Ma Aulenti lavora anche nello spazio pubblico e nella comunicazione visiva: sue sono, ad esempio, le celebri Piazze Gae Aulenti di Milano, dedicate alla sua memoria, che rispecchiano quell’idea di città come sistema in continua trasformazione.
Scenografie, teatro e media: un pensiero teatrale dello spazio
Il rapporto con il teatro accompagna Aulenti per tutta la vita. Collabora con Strehler, Ronconi e altri registi che le chiedono scenografie capaci di reinterpretare testi, movimenti, tempi. Il teatro, per lei, è palestra di invenzione, un laboratorio di idee che poi si riversano anche nei musei e negli interni.
Negli anni Ottanta e Novanta lavora anche al progetto di interni ed elementi architettonici per quotidiani e testate, come “La Repubblica” e il “Sole 24 Ore”, portando nel mondo dell’informazione un linguaggio spaziale asciutto e contemporaneo.
L’eredità di una pioniera
Gae Aulenti è stata una delle pochissime donne ad affermarsi in un ambiente — quello dell’architettura internazionale — dominato dagli uomini. Non un simbolo, ma un’autorità. Non una “quota femminile”, ma una professionista dalla forza intellettuale fuori discussione.
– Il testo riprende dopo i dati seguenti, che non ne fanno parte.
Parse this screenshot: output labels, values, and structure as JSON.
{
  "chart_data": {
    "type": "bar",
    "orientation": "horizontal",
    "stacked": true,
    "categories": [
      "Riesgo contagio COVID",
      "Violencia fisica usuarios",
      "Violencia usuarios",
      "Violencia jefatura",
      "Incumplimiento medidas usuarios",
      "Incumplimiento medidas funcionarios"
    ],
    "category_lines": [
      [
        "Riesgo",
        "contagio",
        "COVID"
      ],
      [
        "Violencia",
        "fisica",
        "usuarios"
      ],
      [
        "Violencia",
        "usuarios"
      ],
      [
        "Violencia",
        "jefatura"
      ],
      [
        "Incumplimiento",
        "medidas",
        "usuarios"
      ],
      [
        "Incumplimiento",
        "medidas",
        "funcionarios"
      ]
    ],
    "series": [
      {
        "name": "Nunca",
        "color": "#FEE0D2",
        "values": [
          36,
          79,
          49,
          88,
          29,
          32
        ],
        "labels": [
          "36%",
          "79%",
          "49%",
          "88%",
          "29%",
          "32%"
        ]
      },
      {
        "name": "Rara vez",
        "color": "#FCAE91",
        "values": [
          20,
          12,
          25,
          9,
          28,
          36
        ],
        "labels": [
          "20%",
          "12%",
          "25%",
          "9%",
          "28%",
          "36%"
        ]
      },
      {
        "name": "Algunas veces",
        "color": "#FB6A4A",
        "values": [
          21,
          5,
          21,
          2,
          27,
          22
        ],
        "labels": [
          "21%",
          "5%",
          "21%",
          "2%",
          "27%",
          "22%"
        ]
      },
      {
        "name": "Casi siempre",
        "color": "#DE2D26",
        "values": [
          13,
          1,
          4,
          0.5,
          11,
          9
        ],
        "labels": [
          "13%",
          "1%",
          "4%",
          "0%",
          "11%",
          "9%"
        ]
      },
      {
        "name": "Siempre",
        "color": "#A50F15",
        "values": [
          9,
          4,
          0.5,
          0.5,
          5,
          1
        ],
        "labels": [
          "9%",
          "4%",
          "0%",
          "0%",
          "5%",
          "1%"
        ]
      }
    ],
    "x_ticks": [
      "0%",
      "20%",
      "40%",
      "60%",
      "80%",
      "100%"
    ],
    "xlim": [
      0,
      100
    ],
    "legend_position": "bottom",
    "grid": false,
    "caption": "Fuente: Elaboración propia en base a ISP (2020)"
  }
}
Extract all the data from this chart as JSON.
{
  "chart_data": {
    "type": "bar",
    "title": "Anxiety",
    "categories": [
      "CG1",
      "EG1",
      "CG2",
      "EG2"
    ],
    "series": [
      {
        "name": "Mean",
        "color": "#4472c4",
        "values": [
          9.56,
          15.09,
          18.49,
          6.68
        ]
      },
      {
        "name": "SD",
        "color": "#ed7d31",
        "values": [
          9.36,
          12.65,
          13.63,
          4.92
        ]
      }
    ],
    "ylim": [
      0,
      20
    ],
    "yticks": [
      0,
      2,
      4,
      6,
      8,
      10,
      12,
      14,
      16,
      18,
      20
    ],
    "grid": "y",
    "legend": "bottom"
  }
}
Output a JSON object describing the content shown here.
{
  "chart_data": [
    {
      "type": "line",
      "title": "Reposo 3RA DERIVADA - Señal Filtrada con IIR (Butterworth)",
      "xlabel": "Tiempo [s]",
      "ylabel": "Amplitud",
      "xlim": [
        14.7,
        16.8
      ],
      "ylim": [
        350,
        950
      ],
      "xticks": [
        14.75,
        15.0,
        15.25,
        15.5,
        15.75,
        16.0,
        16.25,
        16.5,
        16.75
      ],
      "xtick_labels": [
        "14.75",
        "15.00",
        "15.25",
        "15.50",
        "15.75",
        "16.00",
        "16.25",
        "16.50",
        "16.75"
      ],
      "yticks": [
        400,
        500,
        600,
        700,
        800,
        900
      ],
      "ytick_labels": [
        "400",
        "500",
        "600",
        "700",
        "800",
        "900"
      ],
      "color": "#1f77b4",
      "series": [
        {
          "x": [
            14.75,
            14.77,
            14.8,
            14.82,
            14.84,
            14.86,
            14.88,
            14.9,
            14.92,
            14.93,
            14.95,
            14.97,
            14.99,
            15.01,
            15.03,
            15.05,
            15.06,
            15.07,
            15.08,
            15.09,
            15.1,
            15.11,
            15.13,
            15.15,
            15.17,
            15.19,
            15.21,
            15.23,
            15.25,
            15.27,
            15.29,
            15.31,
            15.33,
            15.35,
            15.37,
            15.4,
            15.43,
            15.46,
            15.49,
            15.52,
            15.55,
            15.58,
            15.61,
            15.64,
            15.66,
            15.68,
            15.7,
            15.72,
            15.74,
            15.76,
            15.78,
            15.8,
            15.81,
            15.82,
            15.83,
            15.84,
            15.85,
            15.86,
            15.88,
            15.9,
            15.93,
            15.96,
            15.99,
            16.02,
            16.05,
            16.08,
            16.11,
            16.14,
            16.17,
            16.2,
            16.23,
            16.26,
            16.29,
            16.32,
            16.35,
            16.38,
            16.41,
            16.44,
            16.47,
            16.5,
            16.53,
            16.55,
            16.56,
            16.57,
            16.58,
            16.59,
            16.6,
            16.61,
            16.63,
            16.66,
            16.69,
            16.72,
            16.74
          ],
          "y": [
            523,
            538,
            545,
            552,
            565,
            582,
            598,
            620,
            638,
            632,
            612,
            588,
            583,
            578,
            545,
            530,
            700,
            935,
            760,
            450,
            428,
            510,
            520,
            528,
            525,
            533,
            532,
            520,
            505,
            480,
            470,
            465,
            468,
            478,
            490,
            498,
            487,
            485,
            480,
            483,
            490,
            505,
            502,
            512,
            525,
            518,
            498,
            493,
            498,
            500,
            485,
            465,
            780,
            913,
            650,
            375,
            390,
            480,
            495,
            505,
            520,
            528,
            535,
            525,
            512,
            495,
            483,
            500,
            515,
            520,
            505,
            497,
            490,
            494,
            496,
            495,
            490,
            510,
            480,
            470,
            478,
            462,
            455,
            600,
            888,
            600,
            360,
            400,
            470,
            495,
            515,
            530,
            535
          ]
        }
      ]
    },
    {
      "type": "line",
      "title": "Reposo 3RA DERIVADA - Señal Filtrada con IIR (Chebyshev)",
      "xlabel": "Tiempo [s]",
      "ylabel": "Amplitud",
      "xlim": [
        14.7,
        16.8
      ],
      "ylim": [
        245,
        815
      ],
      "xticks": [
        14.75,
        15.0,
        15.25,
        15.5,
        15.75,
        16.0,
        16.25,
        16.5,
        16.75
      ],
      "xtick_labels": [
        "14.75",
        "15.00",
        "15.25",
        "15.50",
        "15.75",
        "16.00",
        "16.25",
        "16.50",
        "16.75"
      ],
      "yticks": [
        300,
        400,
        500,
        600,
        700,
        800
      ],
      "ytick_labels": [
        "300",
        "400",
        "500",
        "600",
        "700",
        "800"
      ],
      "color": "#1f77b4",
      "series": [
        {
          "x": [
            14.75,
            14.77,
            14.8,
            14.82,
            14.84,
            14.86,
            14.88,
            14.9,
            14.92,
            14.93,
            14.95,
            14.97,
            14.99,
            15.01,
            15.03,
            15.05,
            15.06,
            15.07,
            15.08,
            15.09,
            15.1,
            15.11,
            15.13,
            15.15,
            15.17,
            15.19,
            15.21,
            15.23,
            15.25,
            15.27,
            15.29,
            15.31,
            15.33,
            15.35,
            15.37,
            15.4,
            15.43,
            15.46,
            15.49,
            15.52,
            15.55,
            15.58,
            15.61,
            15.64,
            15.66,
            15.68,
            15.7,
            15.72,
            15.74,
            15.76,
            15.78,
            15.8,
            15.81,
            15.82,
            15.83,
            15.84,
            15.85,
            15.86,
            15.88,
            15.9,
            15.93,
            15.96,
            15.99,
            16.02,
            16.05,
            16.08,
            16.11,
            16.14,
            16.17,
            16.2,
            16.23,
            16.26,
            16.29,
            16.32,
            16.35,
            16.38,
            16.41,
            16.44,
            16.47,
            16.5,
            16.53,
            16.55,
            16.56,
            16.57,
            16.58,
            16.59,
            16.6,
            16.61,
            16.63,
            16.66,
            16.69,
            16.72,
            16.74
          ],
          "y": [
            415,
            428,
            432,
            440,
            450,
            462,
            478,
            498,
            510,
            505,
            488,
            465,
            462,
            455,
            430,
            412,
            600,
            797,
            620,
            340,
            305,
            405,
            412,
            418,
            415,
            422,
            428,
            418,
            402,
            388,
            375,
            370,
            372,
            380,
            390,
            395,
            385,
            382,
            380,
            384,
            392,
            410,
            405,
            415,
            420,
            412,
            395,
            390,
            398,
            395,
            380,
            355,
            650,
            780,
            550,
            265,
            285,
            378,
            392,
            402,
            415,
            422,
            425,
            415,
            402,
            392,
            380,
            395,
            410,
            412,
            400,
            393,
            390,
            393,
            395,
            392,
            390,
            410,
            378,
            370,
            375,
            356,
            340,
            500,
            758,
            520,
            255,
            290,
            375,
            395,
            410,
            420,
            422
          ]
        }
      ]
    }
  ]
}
La sua eredità oggi si misura non solo negli edifici, negli oggetti e nei progetti, ma nell’idea stessa di architettura come disciplina capace di ascoltare i luoghi, dialogare con il tempo, mettere insieme memoria e futuro.
Perché Aulenti è ancora decisiva
Il suo lavoro parla al presente per almeno tre motivi:
- propone una visione dell’architettura come recupero, non come tabula rasa;
- unisce rigore tecnico e sensibilità artistica;
- dimostra che la trasformazione degli spazi può essere un atto poetico e politico.
In un’epoca di consumi rapidi e rinnovamenti aggressivi, Aulenti insegna che la modernità può essere costruita sulla continuità, non sulla cancellazione. Una lezione preziosa, che continua a ispirare progettisti, curatori e designer.